Alongside from the mind-blowing artwork that Ramano did, the production on The Unforgiving is a home run. Alongside other female symphonic metal bands like Amberian Dawn, Kingfisher Sky, After Forever, and Delain, Within Temptation may have probably released the prog album of the year for 2011. From the short dramatic spoken dialogue by Mother Maiden on Why Not Me to the haunting ballad finale Stairway to the Skies, It makes The Unforgiving an epic soundtrack from the compositions and the fight for survival. In The Middle of the Night goes mysteriously into the sound of Symphony X while the roaring sound of the British Steel-era of Judas Priest meets Depeche Mode on Faster with synths sounding like a speeding train and a sense of orchestral proportions.
Fire and Ice provides a Danny Elfman-sque score in the realms of the 1989 Tim Burton classic, Edward Scissorhands as it goes into a gentle grand piano of mourning for about a minute and thirty seconds as it goes into a glorified beauty with Adel’s tearful angelic voice. On Iron, we hear a reference of Dream Theater and Metallica as new drummer Nicka Hellenburg and the guitarists Robert Westerholt and Ruud Jolie, bring a sinister depth to the song as the three go in the race track to see who will win. Nicka has a strong mind-blowing militant drum section while the duo guitarist just go at it with rhythm and lead as if Iron Maiden’s trio guitarist Dave Murray, Adrian Smith, and Janick Gers are like father figures watching them and being so proud of them as if they are giving the torches to them to carry the Maiden flag.
Where is the Edge, with its previous ballad on Fire and Ice, contains the ‘80s synth sound, losing your mind, and a fierce rhythm section while Sinead, based on the character on the album, who’s back from the dead, is almost a theme song. It has a dance beat almost in the New Wave sounds of 1983, but it’s a catchy yet sounds like it could be used in a club for people to break dance to, however it’s a heavy track and lets the listener know that Within Temptation haven’t lose their Symphonic Metal sound, but it gave them a chance to cut free with energy. It’s destined to become a fan favorite alongside Mother Earth, Caged, Stand My Ground, and Ice Queen as the melodic acoustic touches for Within Temptation to calm down on Lost that allows Sharon to shine with her vocals as the band follow her to the light at the end of the tunnel.

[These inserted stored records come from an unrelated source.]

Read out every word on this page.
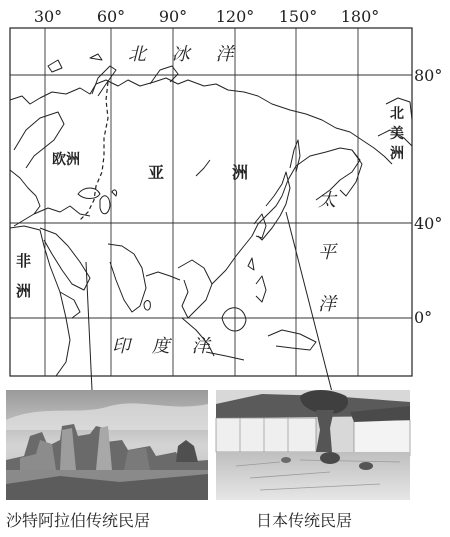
30° 60° 90° 120° 150° 180°
80°
40°
0°
北 冰 洋
欧洲
亚	洲
非
洲
北
美
洲
太
平
洋
印 度 洋
沙特阿拉伯传统民居	日本传统民居
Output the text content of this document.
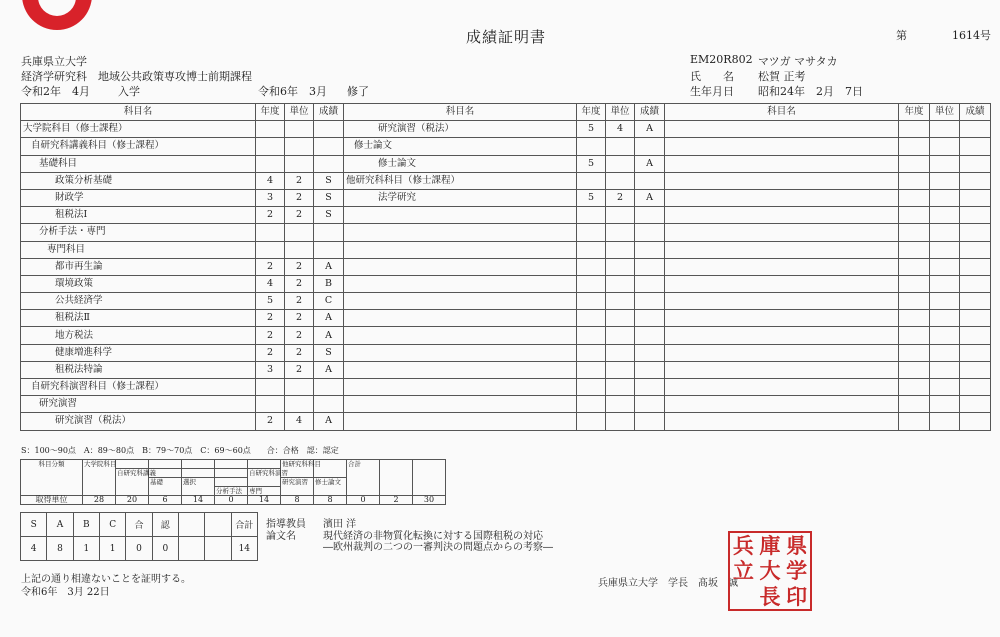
成績証明書	第	1614号
兵庫県立大学
経済学研究科　地域公共政策専攻博士前期課程
令和2年　4月	入学	令和6年　3月 修了
EM20R802 マツガ マサタカ
氏　　名 松賀 正考
生年月日 昭和24年　2月　7日
科目名	年度	単位	成績	科目名	年度	単位	成績	科目名	年度	単位	成績
大学院科目（修士課程）				研究演習（税法）	5	4	A				
自研究科講義科目（修士課程）				修士論文							
基礎科目				修士論文	5		A				
政策分析基礎	4	2	S	他研究科科目（修士課程）							
財政学	3	2	S	法学研究	5	2	A				
租税法Ⅰ	2	2	S								
分析手法・専門											
専門科目											
都市再生論	2	2	A								
環境政策	4	2	B								
公共経済学	5	2	C								
租税法Ⅱ	2	2	A								
地方税法	2	2	A								
健康増進科学	2	2	S								
租税法特論	3	2	A								
自研究科演習科目（修士課程）											
研究演習											
研究演習（税法）	2	4	A								
S：100〜90点　A：89〜80点　B：79〜70点　C：69〜60点　　合：合格　認：認定
科目分類	大学院科目						他研究科科目		合計		
		自研究科講義				自研究科演習					
			基礎	選択			研究演習	修士論文			
					分析手法	専門					
取得単位	28	20	6	14	0	14	8	8	0	2	30
S	A	B	C	合	認			合計
4	8	1	1	0	0			14
指導教員 濱田 洋
論文名	現代経済の非物質化転換に対する国際租税の対応
―欧州裁判の二つの一審判決の問題点からの考察―
上記の通り相違ないことを証明する。
令和6年　3月 22日
兵庫県立大学　学長　髙坂　誠
兵 庫 県
立 大 学
長 印
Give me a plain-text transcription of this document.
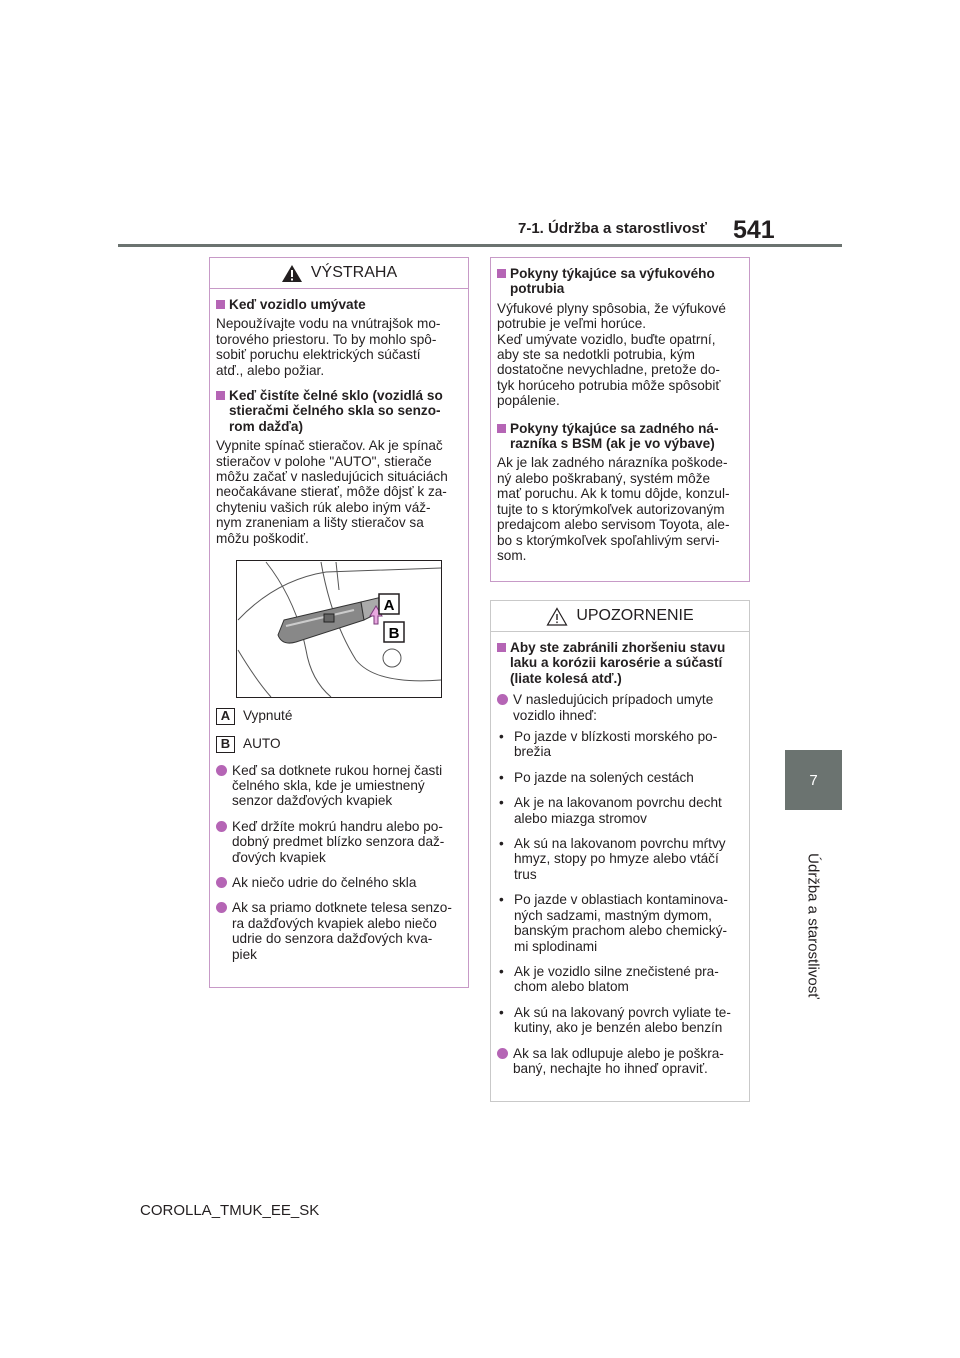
541
7-1. Údržba a starostlivosť
7
Údržba a starostlivosť
COROLLA_TMUK_EE_SK
VÝSTRAHA
Keď vozidlo umývate
Nepoužívajte vodu na vnútrajšok mo-
torového priestoru. To by mohlo spô-
sobiť poruchu elektrických súčastí
atď., alebo požiar.
Keď čistíte čelné sklo (vozidlá so
stieračmi čelného skla so senzo-
rom dažďa)
Vypnite spínač stieračov. Ak je spínač
stieračov v polohe "AUTO", stierače
môžu začať v nasledujúcich situáciách
neočakávane stierať, môže dôjsť k za-
chyteniu vašich rúk alebo iným váž-
nym zraneniam a lišty stieračov sa
môžu poškodiť.
A
B
A Vypnuté
B AUTO
Keď sa dotknete rukou hornej časti
čelného skla, kde je umiestnený
senzor dažďových kvapiek
Keď držíte mokrú handru alebo po-
dobný predmet blízko senzora daž-
ďových kvapiek
Ak niečo udrie do čelného skla
Ak sa priamo dotknete telesa senzo-
ra dažďových kvapiek alebo niečo
udrie do senzora dažďových kva-
piek
Pokyny týkajúce sa výfukového
potrubia
Výfukové plyny spôsobia, že výfukové
potrubie je veľmi horúce.
Keď umývate vozidlo, buďte opatrní,
aby ste sa nedotkli potrubia, kým
dostatočne nevychladne, pretože do-
tyk horúceho potrubia môže spôsobiť
popálenie.
Pokyny týkajúce sa zadného ná-
razníka s BSM (ak je vo výbave)
Ak je lak zadného nárazníka poškode-
ný alebo poškrabaný, systém môže
mať poruchu. Ak k tomu dôjde, konzul-
tujte to s ktorýmkoľvek autorizovaným
predajcom alebo servisom Toyota, ale-
bo s ktorýmkoľvek spoľahlivým servi-
som.
UPOZORNENIE
Aby ste zabránili zhoršeniu stavu
laku a korózii karosérie a súčastí
(liate kolesá atď.)
V nasledujúcich prípadoch umyte
vozidlo ihneď:
• Po jazde v blízkosti morského po-
brežia
• Po jazde na solených cestách
• Ak je na lakovanom povrchu decht
alebo miazga stromov
• Ak sú na lakovanom povrchu mŕtvy
hmyz, stopy po hmyze alebo vtáčí
trus
• Po jazde v oblastiach kontaminova-
ných sadzami, mastným dymom,
banským prachom alebo chemický-
mi splodinami
• Ak je vozidlo silne znečistené pra-
chom alebo blatom
• Ak sú na lakovaný povrch vyliate te-
kutiny, ako je benzén alebo benzín
Ak sa lak odlupuje alebo je poškra-
baný, nechajte ho ihneď opraviť.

Right next to Lost is Within Temptation’s homage to Space Rocker’s Eloy and Camel as if they were formed in 2006 with a Metal attitude in the realms of Dream Theater on Murder, showing that there’s a killer on the loose in a punch-like sinister guitar twist heard into an orchestral time machine back to being a vigilante to stop the evil sins in the world. As with the closing on Stairway to the Skies, A Demon’s Fate has everything that the Symphonic Metal and Within Temptation fans have in their veins for. You have an amazing drum patterns from Hellenburg, heavy rhythm section, keyboards sounding like a string quartet, and the vocals from the angels of Sharon Den Adel. You may ask yourself, “How the hell did they do that?” Well imagine if they wrote a rock opera on V For Vendetta, this would be it and see what Within Temptation have up their sleeves in the future.